My Dex shows my numbers as slightly unsteady,
With double-down arrows beaming; so unkind.
“Can I have an orange juice, if you don’t mind?”

I see his confusion. The gears start to grind.
I hear the thoughts churning inside of his mind.
“She didn’t want glaze, and her soda was diet.
The bread was right here, but she didn’t try it.
What’s up with this girl? Selective sweet tooth?
Whatever.

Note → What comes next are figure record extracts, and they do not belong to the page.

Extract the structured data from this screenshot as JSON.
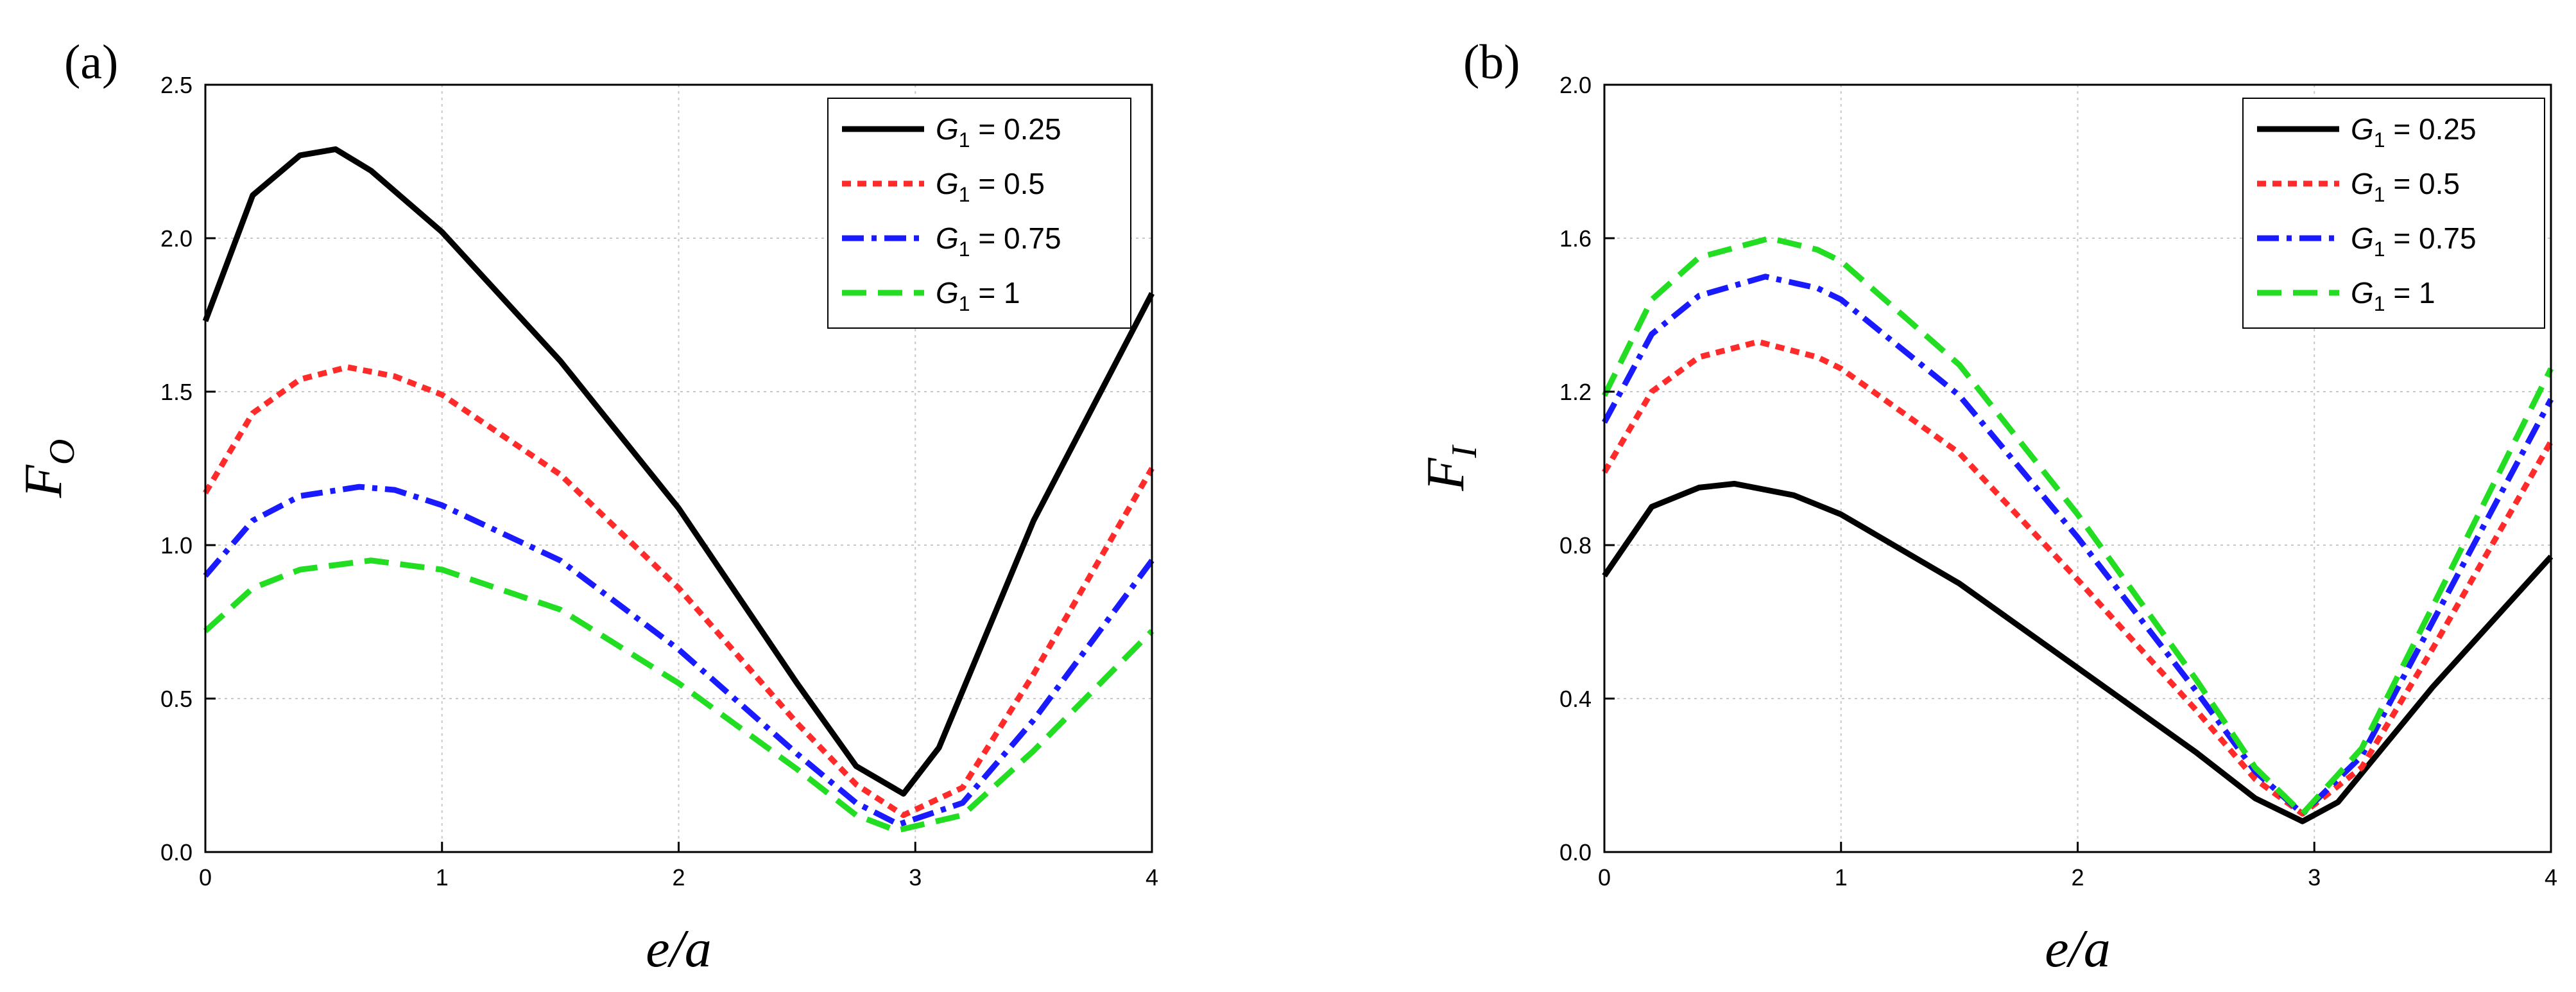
{
  "chart_data": [
    {
      "panel_label": "(a)",
      "type": "line",
      "xlabel": "e/a",
      "ylabel_main": "F",
      "ylabel_sub": "O",
      "xlim": [
        0,
        4
      ],
      "ylim": [
        0,
        2.5
      ],
      "xticks": [
        0,
        1,
        2,
        3,
        4
      ],
      "xtick_labels": [
        "0",
        "1",
        "2",
        "3",
        "4"
      ],
      "yticks": [
        0,
        0.5,
        1.0,
        1.5,
        2.0,
        2.5
      ],
      "ytick_labels": [
        "0.0",
        "0.5",
        "1.0",
        "1.5",
        "2.0",
        "2.5"
      ],
      "grid": true,
      "legend_position": "top-right",
      "series": [
        {
          "name": "G1 = 0.25",
          "label_main": "G",
          "label_sub": "1",
          "label_rest": " = 0.25",
          "color": "#000000",
          "style": "solid",
          "x": [
            0,
            0.2,
            0.4,
            0.55,
            0.7,
            1.0,
            1.5,
            2.0,
            2.5,
            2.75,
            2.95,
            3.1,
            3.5,
            4.0
          ],
          "y": [
            1.73,
            2.14,
            2.27,
            2.29,
            2.22,
            2.02,
            1.6,
            1.12,
            0.55,
            0.28,
            0.19,
            0.34,
            1.08,
            1.82
          ]
        },
        {
          "name": "G1 = 0.5",
          "label_main": "G",
          "label_sub": "1",
          "label_rest": " = 0.5",
          "color": "#ff2a2a",
          "style": "dot",
          "x": [
            0,
            0.2,
            0.4,
            0.6,
            0.8,
            1.0,
            1.5,
            2.0,
            2.5,
            2.75,
            2.95,
            3.2,
            3.5,
            4.0
          ],
          "y": [
            1.17,
            1.43,
            1.54,
            1.58,
            1.55,
            1.49,
            1.23,
            0.86,
            0.42,
            0.22,
            0.12,
            0.21,
            0.58,
            1.25
          ]
        },
        {
          "name": "G1 = 0.75",
          "label_main": "G",
          "label_sub": "1",
          "label_rest": " = 0.75",
          "color": "#1a1aff",
          "style": "dashdot",
          "x": [
            0,
            0.2,
            0.4,
            0.65,
            0.8,
            1.0,
            1.5,
            2.0,
            2.5,
            2.75,
            2.93,
            3.2,
            3.5,
            4.0
          ],
          "y": [
            0.9,
            1.08,
            1.16,
            1.19,
            1.18,
            1.13,
            0.95,
            0.66,
            0.32,
            0.16,
            0.09,
            0.16,
            0.43,
            0.95
          ]
        },
        {
          "name": "G1 = 1",
          "label_main": "G",
          "label_sub": "1",
          "label_rest": " = 1",
          "color": "#22dd22",
          "style": "dash",
          "x": [
            0,
            0.2,
            0.4,
            0.7,
            1.0,
            1.5,
            2.0,
            2.5,
            2.75,
            2.92,
            3.2,
            3.5,
            4.0
          ],
          "y": [
            0.72,
            0.86,
            0.92,
            0.95,
            0.92,
            0.79,
            0.55,
            0.27,
            0.12,
            0.07,
            0.12,
            0.33,
            0.72
          ]
        }
      ]
    },
    {
      "panel_label": "(b)",
      "type": "line",
      "xlabel": "e/a",
      "ylabel_main": "F",
      "ylabel_sub": "I",
      "xlim": [
        0,
        4
      ],
      "ylim": [
        0,
        2.0
      ],
      "xticks": [
        0,
        1,
        2,
        3,
        4
      ],
      "xtick_labels": [
        "0",
        "1",
        "2",
        "3",
        "4"
      ],
      "yticks": [
        0,
        0.4,
        0.8,
        1.2,
        1.6,
        2.0
      ],
      "ytick_labels": [
        "0.0",
        "0.4",
        "0.8",
        "1.2",
        "1.6",
        "2.0"
      ],
      "grid": true,
      "legend_position": "top-right",
      "series": [
        {
          "name": "G1 = 0.25",
          "label_main": "G",
          "label_sub": "1",
          "label_rest": " = 0.25",
          "color": "#000000",
          "style": "solid",
          "x": [
            0,
            0.2,
            0.4,
            0.55,
            0.8,
            1.0,
            1.5,
            2.0,
            2.5,
            2.75,
            2.95,
            3.1,
            3.5,
            4.0
          ],
          "y": [
            0.72,
            0.9,
            0.95,
            0.96,
            0.93,
            0.88,
            0.7,
            0.48,
            0.26,
            0.14,
            0.08,
            0.13,
            0.43,
            0.77
          ]
        },
        {
          "name": "G1 = 0.5",
          "label_main": "G",
          "label_sub": "1",
          "label_rest": " = 0.5",
          "color": "#ff2a2a",
          "style": "dot",
          "x": [
            0,
            0.2,
            0.4,
            0.65,
            0.9,
            1.0,
            1.5,
            2.0,
            2.5,
            2.75,
            2.95,
            3.2,
            3.5,
            4.0
          ],
          "y": [
            0.99,
            1.2,
            1.29,
            1.33,
            1.29,
            1.26,
            1.04,
            0.71,
            0.37,
            0.19,
            0.1,
            0.22,
            0.53,
            1.07
          ]
        },
        {
          "name": "G1 = 0.75",
          "label_main": "G",
          "label_sub": "1",
          "label_rest": " = 0.75",
          "color": "#1a1aff",
          "style": "dashdot",
          "x": [
            0,
            0.2,
            0.4,
            0.68,
            0.9,
            1.0,
            1.5,
            2.0,
            2.5,
            2.75,
            2.95,
            3.2,
            3.5,
            4.0
          ],
          "y": [
            1.12,
            1.35,
            1.45,
            1.5,
            1.47,
            1.44,
            1.19,
            0.82,
            0.42,
            0.21,
            0.1,
            0.25,
            0.6,
            1.18
          ]
        },
        {
          "name": "G1 = 1",
          "label_main": "G",
          "label_sub": "1",
          "label_rest": " = 1",
          "color": "#22dd22",
          "style": "dash",
          "x": [
            0,
            0.2,
            0.4,
            0.7,
            0.9,
            1.0,
            1.5,
            2.0,
            2.5,
            2.75,
            2.95,
            3.2,
            3.5,
            4.0
          ],
          "y": [
            1.19,
            1.44,
            1.55,
            1.6,
            1.57,
            1.54,
            1.27,
            0.88,
            0.45,
            0.22,
            0.1,
            0.27,
            0.64,
            1.26
          ]
        }
      ]
    }
  ]
}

My job is to bring her the juice.”
He walks off to the bar to bring back something sweeter
While I quickly confirm the Dex trend with my meter.

“Here you go,” and I down it in one giant gulp,
Not caring for class, or a straw, or the pulp.
“Thank you so very much,” I reply with a smile
And try to regain some semblance of my mind.
My husband distracts me with soft, gentle chatter
While the orange juice fixes the thing that’s the matter.
And the moments that pass are quick in real life
But it’s hard for him, watching a low change his wife.

A few minutes later, things are as they were.
I’m no longer sounding all drunk, with a slur.
The waiter comes back with his menu pad out
And we tell him the entrees we’d like to try out.
Our date night moves forward without any trouble.
(The waiter’s confused, but i don’t burst his bubble.)
It’s not a big deal; it was just a quick thing.
But it’s always a riddle, what diabetes will bring.